Öte taraftan İsrail cephesinde Türkiye’nin dikkatle takip edildiğini ve uzun soluklu bakıldığında İsrail’de Türkiye’nin bir tehdit olarak algılandığını belirtiyor. Çünkü diyor Dr. Ulutaş, Ortadoğu halkları nezdinde en muteber, Ortadoğu halklarını en rahat şekilde mobilize edebilen, gücünü halktan alan ve Ortadoğu’da gelişmişlik düzeyi en yüksek olan ülke Türkiye’dir. Bu yüzden İsrail’in ajandasında Türkiye hep ön plandadır.

İSRAİL İŞGALİN SOMUTLAŞMIŞ HALİ

Söyleşide yer alan bir diğer temel yaklaşım İsrail algısıyla ilgilidir. Bu algı İsrail’i destekleyen ülkelerde ve kuruluşlarda olmayabilir. Fakat en temelde halklar nezdinde bu algı gerçekliğini korumaktadır. Dr. Ulutaş bu algıyı “İsrail denildiğinde akla öncelikle işgal kavramı gelir. İsrail bir işgal devletidir. Daha sonra farklı kavramlarla özdeşleştirilebilen bir ülke oldu ama İsrail denildiği zaman işgal üzerinden ilerlemekte fayda var” cümleleriyle açıklıyor. Yani İsrail demek işgal demektir. Başta Türkiye olmak üzere bölge ülkelerinin bu gerçekliğin farkında olarak önümüzdeki sürece hazırlanması ve muhtemel senaryolarını buna göre yapması gerekir.
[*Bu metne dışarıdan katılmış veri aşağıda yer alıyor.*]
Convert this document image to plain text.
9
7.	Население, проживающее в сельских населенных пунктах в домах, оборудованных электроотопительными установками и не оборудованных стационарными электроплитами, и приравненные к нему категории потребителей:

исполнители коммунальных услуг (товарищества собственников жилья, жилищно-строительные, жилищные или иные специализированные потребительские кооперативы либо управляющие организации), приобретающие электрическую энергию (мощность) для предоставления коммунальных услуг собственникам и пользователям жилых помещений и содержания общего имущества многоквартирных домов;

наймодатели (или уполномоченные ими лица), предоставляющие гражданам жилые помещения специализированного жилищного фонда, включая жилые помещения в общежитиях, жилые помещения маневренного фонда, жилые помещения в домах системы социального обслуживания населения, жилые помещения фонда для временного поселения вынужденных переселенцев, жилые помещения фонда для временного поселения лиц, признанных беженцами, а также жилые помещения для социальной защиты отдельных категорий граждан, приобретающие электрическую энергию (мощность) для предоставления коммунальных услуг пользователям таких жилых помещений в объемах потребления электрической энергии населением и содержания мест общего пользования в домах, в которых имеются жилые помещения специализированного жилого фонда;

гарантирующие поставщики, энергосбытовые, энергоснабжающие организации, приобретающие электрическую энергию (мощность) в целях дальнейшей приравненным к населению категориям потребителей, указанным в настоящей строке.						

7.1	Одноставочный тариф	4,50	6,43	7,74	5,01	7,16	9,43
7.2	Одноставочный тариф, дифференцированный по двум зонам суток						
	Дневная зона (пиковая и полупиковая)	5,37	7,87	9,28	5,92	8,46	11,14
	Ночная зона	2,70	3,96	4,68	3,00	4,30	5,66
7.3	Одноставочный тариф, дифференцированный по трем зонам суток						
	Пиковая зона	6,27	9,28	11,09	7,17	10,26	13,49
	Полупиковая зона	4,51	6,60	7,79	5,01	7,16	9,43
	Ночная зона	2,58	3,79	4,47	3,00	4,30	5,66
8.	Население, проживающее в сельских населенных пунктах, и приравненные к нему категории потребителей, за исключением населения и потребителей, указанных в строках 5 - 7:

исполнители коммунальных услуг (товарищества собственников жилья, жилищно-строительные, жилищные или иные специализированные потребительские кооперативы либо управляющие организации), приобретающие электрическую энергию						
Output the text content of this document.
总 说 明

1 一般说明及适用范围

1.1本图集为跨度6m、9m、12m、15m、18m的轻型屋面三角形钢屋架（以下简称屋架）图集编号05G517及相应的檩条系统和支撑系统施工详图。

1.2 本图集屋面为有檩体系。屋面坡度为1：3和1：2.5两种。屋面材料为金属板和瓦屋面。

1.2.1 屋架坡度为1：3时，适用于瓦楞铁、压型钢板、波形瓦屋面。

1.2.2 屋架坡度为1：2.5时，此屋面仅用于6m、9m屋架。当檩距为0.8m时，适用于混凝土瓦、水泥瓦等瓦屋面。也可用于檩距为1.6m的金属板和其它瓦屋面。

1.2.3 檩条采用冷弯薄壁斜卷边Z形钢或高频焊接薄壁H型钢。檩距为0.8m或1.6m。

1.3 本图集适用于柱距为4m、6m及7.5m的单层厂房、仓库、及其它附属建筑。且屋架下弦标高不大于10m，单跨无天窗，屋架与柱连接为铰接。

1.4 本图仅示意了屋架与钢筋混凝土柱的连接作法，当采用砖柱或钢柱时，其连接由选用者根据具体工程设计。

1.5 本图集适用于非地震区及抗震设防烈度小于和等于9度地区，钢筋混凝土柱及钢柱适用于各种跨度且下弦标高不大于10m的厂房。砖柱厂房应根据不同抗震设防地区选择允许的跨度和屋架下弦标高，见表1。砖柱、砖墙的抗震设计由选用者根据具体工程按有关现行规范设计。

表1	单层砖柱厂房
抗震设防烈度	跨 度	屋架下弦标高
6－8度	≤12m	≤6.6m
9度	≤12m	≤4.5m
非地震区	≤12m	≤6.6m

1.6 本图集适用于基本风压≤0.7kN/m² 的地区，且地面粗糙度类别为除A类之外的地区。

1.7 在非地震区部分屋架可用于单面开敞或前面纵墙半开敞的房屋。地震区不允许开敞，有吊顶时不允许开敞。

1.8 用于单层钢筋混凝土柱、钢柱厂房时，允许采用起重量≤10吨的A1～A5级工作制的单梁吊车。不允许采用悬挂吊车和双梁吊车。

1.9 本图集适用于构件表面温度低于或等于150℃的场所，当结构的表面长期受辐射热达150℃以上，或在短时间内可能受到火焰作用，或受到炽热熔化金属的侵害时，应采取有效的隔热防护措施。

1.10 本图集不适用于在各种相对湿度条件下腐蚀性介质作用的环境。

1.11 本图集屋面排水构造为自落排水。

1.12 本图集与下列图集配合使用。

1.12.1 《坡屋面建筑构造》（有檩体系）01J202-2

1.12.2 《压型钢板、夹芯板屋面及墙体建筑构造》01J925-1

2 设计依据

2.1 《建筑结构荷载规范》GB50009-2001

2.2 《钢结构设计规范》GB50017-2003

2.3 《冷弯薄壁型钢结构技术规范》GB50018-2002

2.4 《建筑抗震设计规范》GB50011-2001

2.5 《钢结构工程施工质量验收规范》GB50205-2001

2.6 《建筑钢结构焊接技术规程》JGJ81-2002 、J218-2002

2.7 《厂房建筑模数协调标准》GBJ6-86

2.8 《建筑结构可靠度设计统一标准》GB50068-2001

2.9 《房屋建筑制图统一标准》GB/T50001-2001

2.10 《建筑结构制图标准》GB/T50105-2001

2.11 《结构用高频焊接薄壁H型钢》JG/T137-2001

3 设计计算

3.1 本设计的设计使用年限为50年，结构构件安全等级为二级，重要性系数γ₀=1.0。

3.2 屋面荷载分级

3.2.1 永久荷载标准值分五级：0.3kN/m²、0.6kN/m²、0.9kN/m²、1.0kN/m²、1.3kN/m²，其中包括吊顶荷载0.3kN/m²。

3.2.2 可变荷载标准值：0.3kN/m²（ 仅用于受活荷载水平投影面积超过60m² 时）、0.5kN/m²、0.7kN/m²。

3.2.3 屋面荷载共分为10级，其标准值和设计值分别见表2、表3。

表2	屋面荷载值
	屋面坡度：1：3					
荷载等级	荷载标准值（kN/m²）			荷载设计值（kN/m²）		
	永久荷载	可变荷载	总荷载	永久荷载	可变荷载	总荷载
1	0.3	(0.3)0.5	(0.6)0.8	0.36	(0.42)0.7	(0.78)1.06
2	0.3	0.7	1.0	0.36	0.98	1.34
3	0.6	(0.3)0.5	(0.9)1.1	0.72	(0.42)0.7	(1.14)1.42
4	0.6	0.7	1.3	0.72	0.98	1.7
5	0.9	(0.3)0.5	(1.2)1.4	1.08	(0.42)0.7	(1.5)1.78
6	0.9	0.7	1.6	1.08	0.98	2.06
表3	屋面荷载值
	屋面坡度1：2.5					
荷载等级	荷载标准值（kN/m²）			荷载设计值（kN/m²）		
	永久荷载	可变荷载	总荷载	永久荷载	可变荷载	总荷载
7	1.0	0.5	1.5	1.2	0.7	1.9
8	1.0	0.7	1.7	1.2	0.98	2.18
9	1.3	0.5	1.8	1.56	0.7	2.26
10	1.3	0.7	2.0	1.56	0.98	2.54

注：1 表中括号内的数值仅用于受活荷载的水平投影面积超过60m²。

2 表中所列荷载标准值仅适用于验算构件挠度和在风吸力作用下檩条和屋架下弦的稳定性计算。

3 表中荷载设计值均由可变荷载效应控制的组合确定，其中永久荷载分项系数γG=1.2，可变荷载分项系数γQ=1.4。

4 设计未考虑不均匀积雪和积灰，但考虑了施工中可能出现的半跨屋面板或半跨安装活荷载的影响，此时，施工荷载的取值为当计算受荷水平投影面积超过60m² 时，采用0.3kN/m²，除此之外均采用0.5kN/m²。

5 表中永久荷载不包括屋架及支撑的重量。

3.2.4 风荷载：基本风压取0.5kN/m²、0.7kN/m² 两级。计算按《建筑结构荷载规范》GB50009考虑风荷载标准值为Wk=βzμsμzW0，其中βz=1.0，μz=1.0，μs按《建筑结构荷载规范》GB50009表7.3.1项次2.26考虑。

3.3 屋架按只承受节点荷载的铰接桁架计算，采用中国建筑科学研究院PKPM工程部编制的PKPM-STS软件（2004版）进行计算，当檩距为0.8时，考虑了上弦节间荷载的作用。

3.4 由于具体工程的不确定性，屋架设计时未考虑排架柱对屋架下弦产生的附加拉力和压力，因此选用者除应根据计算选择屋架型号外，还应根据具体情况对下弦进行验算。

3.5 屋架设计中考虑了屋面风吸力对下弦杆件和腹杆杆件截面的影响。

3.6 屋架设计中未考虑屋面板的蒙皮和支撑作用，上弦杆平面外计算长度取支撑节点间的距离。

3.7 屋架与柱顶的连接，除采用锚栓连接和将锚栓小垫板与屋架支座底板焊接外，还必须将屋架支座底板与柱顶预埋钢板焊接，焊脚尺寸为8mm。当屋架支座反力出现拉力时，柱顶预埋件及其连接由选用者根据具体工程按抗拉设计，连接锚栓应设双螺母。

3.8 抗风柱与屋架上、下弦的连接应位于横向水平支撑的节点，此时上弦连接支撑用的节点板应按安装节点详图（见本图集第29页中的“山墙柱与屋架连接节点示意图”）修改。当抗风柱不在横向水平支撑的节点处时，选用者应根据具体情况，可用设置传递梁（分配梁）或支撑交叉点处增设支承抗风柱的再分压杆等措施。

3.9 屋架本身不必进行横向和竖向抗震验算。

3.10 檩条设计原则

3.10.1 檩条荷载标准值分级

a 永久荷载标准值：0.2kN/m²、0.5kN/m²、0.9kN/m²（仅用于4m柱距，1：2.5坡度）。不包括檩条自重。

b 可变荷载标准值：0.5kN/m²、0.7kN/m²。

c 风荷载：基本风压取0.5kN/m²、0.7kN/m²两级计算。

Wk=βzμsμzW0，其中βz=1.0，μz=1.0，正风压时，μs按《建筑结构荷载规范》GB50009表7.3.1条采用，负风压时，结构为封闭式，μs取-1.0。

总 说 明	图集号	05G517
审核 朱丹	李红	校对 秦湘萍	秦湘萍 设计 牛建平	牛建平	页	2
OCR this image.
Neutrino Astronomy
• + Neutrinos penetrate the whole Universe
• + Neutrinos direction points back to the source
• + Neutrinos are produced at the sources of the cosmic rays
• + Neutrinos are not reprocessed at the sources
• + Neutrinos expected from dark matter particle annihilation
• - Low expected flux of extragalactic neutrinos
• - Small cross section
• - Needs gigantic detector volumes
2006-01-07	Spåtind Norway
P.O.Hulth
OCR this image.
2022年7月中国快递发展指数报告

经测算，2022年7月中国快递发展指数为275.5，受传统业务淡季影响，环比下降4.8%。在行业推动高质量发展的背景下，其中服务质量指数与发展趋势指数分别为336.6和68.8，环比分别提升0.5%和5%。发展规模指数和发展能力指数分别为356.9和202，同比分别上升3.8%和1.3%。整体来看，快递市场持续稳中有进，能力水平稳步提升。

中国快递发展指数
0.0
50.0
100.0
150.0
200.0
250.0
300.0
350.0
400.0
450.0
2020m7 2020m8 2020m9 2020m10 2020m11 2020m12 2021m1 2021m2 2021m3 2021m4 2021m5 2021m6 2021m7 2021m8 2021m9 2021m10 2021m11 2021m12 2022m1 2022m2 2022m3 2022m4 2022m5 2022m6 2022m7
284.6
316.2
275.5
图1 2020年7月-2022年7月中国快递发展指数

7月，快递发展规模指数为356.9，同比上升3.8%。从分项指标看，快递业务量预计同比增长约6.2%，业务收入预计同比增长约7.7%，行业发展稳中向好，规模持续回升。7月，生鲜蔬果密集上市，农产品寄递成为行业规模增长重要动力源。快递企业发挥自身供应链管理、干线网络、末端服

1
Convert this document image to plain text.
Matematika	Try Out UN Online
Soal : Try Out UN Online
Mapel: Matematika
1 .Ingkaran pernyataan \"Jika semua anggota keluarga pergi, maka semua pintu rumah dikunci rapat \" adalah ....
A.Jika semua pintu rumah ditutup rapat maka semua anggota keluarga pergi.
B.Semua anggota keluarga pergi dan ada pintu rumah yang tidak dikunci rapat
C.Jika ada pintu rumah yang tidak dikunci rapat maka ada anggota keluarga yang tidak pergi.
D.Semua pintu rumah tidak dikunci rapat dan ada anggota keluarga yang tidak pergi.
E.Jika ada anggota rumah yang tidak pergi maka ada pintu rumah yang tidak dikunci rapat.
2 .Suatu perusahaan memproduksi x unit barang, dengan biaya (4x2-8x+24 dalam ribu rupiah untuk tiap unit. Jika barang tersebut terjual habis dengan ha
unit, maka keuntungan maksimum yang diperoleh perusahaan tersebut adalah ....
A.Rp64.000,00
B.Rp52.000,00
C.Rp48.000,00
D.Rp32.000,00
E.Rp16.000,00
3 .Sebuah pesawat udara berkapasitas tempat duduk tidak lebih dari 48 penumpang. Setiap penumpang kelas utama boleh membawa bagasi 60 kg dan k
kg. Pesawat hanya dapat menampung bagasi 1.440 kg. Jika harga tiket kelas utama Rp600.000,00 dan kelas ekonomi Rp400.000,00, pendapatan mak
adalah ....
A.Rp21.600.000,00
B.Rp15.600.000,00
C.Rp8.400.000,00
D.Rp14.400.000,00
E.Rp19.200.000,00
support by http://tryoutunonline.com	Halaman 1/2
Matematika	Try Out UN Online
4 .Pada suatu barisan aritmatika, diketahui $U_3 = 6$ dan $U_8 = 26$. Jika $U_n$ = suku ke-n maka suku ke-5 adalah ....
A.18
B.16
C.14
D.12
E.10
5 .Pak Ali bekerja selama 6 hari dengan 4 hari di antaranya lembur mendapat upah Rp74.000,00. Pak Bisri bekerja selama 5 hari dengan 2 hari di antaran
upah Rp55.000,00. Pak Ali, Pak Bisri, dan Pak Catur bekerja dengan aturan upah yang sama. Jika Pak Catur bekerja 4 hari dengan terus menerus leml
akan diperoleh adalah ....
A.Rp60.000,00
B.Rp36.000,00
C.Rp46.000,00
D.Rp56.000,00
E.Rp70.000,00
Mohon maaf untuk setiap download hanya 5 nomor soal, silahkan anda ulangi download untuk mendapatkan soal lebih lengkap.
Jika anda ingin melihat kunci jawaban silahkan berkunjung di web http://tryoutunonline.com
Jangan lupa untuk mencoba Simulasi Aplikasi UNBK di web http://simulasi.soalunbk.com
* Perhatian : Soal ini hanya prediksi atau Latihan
Bunun en temel göstergesi de Filistin’deki İsrail sorununun çözümü bağlamında kullanılan “Barış Süreci” ifadesidir. Çünkü bu süreç gerçekte oyalamanın dışında hiçbir zaman olmamıştır. Hep bir şehir efsanesi olarak kalmış ve bu esnada İsrail parça parça Filistin topraklarını işgal etmeye devam etmiştir. Küresel güç merkezleri ise bu esnada barışa yönelik adım atmadılar. Ufuk Ulutaş’a göre bütün süreçlerde baskılar hemen hemen hep Filistinli taraf üzerine yoğunlaştı. İsrail’e baskı hiç olmadı.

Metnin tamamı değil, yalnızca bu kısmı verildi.